El lector puede imaginar a los Klemperer al final de la guerra: ambos sobrepasan los 60 años. Han envejecido más allá de cualquier estimación: van desnutridos y enfermos. Visten harapos. Han sido sometidos, por más de 12 años, a un acoso que tenía como finalidad borrar sus cuerpos y también la memoria de sus vidas. Suben a Dölzschen a pie (está en una colina en las afueras de Dresde), lentamente, paso a paso. Regresan a reconstruir sus sueños, sus vidas. Caminan con pausa, preservan las escasas energías. Respiran con cuidado: temen al propio desbordamiento de sus emociones. Regresan vivos. No saben todavía lo que ello significa: más de seis millones de seis millones han sido liquidados. Otros muchos millones también han sido tragados por el régimen nazi.

Tres años antes, el 30 de mayo de 1942, Klemperer había escrito en su diario: “Hoy hemos hablado durante el desayuno de la increíble capacidad de resistencia y de adaptación que tiene el ser humano. Esta fantástica monstruosidad de nuestra existencia: miedo cada vez que llaman al timbre, malos tratos, ignominia, peligro mortal, hambre (hambre verdadera), prohibiciones cada vez más numerosas, una esclavitud cada vez más atroz, el peligro de muerte cada vez más cercano, cada día víctimas en torno a nosotros, absoluta indefensión… y sin embargo sigue habiendo momentos de bienestar, al leer en voz alta, al escribir, cuando tomamos esa comida más que escasa, y se sigue vegetando, se sigue esperando”.

Muchas veces, a lo largo de los años, Klemperer dejó huellas de los breves momentos de felicidad que estos dos seres lograron juntos o por separado. Reservatio mentalis o el triunfo de lo humano: el amor compartido, la solidaridad puesta a prueba, el pensamiento como convicción, la protección permanente de ese bien que es la memoria.
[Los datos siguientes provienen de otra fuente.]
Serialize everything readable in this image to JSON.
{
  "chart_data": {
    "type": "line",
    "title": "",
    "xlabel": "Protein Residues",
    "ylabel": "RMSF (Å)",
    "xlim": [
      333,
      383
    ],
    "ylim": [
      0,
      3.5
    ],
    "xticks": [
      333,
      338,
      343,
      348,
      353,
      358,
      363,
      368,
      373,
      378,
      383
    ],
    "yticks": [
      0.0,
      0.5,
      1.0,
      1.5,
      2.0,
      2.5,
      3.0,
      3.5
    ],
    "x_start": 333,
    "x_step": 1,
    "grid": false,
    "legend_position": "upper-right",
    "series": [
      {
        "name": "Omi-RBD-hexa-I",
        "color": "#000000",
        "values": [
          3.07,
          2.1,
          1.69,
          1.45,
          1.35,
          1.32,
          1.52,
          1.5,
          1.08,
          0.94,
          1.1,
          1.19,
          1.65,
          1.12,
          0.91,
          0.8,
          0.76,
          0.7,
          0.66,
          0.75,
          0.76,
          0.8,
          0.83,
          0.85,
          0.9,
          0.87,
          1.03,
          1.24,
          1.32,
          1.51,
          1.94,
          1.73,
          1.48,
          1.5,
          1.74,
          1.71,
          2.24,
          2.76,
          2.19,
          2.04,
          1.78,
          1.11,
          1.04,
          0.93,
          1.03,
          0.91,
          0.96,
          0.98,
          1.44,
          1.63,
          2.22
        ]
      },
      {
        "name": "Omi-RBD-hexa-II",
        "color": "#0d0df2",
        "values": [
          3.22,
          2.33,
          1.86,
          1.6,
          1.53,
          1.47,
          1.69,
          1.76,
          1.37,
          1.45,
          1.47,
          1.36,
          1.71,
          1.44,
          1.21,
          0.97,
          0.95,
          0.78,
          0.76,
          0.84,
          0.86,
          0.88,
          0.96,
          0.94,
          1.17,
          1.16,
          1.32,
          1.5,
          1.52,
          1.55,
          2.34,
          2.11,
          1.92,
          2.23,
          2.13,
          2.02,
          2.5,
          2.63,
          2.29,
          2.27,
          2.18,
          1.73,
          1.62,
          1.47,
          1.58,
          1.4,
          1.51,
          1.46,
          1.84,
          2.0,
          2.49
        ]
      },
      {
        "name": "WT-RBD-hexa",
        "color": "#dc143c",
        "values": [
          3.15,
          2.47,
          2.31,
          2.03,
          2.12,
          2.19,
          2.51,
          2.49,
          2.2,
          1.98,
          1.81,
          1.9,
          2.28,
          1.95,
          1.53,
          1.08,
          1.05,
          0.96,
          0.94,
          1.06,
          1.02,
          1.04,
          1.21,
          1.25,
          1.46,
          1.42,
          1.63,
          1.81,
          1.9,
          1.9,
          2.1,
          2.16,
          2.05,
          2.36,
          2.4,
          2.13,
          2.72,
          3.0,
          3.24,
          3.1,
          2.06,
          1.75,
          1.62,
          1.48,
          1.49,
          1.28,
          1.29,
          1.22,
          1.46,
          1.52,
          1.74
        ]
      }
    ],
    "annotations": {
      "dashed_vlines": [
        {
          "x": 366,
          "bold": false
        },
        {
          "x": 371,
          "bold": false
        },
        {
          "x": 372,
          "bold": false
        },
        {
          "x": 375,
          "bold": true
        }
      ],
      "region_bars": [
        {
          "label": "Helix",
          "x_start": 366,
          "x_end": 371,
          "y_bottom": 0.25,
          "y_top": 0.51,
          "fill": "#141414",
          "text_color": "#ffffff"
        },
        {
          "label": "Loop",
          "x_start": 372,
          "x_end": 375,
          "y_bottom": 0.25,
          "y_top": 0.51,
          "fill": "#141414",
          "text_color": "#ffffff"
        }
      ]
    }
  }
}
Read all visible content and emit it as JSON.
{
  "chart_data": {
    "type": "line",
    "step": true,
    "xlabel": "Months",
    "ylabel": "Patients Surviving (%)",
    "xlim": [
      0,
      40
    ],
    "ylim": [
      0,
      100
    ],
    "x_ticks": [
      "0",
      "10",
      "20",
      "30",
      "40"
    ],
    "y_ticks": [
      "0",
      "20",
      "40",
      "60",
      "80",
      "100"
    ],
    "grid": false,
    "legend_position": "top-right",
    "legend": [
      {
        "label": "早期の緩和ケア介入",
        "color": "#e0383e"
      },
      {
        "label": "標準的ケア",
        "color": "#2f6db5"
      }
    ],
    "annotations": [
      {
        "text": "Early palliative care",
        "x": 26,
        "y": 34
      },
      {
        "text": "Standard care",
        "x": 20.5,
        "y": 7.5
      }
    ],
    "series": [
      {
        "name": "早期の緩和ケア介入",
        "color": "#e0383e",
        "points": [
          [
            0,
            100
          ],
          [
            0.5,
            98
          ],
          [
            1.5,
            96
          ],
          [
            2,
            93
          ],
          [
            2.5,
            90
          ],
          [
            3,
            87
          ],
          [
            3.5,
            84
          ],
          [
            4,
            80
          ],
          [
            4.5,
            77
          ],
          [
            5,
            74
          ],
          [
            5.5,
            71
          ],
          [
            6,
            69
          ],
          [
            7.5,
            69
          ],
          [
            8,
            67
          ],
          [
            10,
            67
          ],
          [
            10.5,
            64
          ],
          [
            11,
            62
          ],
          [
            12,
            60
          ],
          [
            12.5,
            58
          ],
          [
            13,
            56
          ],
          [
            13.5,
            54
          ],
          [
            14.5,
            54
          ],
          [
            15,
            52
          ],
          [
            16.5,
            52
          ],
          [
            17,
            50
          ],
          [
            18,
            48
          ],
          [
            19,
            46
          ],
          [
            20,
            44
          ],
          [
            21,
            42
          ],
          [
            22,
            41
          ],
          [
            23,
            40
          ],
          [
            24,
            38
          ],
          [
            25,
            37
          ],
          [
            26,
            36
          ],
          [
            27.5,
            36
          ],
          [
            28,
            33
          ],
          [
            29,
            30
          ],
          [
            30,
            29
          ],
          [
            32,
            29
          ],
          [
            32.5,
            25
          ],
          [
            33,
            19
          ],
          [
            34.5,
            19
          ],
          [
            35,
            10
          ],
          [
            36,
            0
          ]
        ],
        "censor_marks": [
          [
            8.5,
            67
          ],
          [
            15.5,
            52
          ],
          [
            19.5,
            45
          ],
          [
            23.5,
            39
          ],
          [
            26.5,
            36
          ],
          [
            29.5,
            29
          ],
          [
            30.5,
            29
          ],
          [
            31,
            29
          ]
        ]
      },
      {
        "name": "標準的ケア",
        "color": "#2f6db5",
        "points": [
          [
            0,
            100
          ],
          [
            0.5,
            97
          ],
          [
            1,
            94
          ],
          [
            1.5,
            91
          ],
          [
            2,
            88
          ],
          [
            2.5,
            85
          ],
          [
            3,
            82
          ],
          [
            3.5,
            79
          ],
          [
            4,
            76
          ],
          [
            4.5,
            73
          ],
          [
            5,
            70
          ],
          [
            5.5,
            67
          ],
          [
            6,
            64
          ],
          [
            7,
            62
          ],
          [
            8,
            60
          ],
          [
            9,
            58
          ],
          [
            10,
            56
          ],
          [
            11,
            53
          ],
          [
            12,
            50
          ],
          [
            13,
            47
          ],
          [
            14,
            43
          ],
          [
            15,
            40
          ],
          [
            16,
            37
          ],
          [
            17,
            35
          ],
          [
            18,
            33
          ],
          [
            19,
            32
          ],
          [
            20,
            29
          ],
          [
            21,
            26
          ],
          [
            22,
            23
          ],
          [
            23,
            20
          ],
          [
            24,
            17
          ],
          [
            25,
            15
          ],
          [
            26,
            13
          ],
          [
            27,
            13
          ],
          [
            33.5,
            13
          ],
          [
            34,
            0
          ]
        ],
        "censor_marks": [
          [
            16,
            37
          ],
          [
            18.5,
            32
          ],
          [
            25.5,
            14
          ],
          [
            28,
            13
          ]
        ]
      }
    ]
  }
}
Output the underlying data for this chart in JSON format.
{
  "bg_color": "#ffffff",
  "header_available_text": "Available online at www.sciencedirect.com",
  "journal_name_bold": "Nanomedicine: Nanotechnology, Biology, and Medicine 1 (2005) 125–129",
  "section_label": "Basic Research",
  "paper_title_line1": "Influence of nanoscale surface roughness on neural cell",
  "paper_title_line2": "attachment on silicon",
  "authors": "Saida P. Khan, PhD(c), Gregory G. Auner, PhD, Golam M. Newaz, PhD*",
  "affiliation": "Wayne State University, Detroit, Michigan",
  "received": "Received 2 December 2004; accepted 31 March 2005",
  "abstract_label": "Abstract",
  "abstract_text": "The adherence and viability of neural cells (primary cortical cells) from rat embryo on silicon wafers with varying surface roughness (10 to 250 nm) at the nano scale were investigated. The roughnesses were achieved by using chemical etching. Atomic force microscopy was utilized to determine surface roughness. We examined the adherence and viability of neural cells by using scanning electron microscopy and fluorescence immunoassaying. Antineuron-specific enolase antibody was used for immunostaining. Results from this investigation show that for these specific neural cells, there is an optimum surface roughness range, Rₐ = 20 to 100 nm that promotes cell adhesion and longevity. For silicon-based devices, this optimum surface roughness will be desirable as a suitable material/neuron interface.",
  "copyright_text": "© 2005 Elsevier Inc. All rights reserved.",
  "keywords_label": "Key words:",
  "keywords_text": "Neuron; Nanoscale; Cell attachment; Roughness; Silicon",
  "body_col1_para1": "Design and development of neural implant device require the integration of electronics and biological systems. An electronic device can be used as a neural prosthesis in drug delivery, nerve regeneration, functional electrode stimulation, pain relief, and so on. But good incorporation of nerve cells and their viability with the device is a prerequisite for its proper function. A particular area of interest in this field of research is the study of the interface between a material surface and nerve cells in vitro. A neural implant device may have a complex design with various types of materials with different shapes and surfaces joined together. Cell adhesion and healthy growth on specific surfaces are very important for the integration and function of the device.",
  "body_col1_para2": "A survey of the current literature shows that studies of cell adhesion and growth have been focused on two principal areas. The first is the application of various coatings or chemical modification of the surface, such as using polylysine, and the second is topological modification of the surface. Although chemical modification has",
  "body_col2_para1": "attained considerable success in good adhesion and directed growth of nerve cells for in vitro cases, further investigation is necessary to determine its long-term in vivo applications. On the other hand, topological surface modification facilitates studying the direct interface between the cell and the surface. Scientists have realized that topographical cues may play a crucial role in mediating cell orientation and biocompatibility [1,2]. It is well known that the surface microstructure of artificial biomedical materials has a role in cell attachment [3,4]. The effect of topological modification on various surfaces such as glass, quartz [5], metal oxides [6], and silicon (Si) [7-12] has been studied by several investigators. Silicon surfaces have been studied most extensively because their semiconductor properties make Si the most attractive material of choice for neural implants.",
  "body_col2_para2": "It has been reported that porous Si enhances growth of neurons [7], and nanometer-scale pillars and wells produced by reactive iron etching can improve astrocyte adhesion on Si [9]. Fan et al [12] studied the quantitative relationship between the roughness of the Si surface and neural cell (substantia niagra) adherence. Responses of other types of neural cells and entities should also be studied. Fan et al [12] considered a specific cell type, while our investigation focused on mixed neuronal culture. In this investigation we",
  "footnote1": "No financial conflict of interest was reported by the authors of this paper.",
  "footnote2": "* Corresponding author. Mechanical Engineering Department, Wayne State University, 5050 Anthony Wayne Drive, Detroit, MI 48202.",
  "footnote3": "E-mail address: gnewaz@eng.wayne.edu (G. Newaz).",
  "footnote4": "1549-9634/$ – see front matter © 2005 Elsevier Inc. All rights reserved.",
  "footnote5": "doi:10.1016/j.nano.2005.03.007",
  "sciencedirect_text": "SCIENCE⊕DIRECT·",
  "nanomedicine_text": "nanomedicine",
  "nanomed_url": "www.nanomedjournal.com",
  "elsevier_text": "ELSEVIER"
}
Digo lo siguiente: Eva Schlemmer y Victor Klemperer todavía siguen subiendo la colina de regreso a su casa en Dölzschen. Caminan lentamente. Él lleva apenas unas pocas páginas de su diario consigo. Otros miles lo aguardan, protegidas por la valentía de ella: durante años, a riesgo de su propia vida, una y otra vez, las ocultó en su cuerpo y las llevó a unos escondites, donde otros decentes también expusieron sus vidas al encubrirlas del acecho nazi. Suben lentamente, paso a paso: han derrotado a la ignominia, han alcanzado a vencer el intento genocida de desaparecer las huellas de la vida de los hombres. Han hecho posible la memoria, la reivindicación de lo humano. Lentamente, paso a paso, línea a línea.


*El texto anterior es una versión editada del original publicado en El cíclope totalitario (2009), libro que próximamente será reeditado.

*Quiero dar testimonio hasta el final. Diarios 1933-1941 y Quiero dar testimonio hasta el final. Diarios 1942-1945. Victor Klemperer. Traducción de los dos volúmenes: Carmen Gauger. Galaxia Gutenberg/Círculo de Lectores. España, 2003.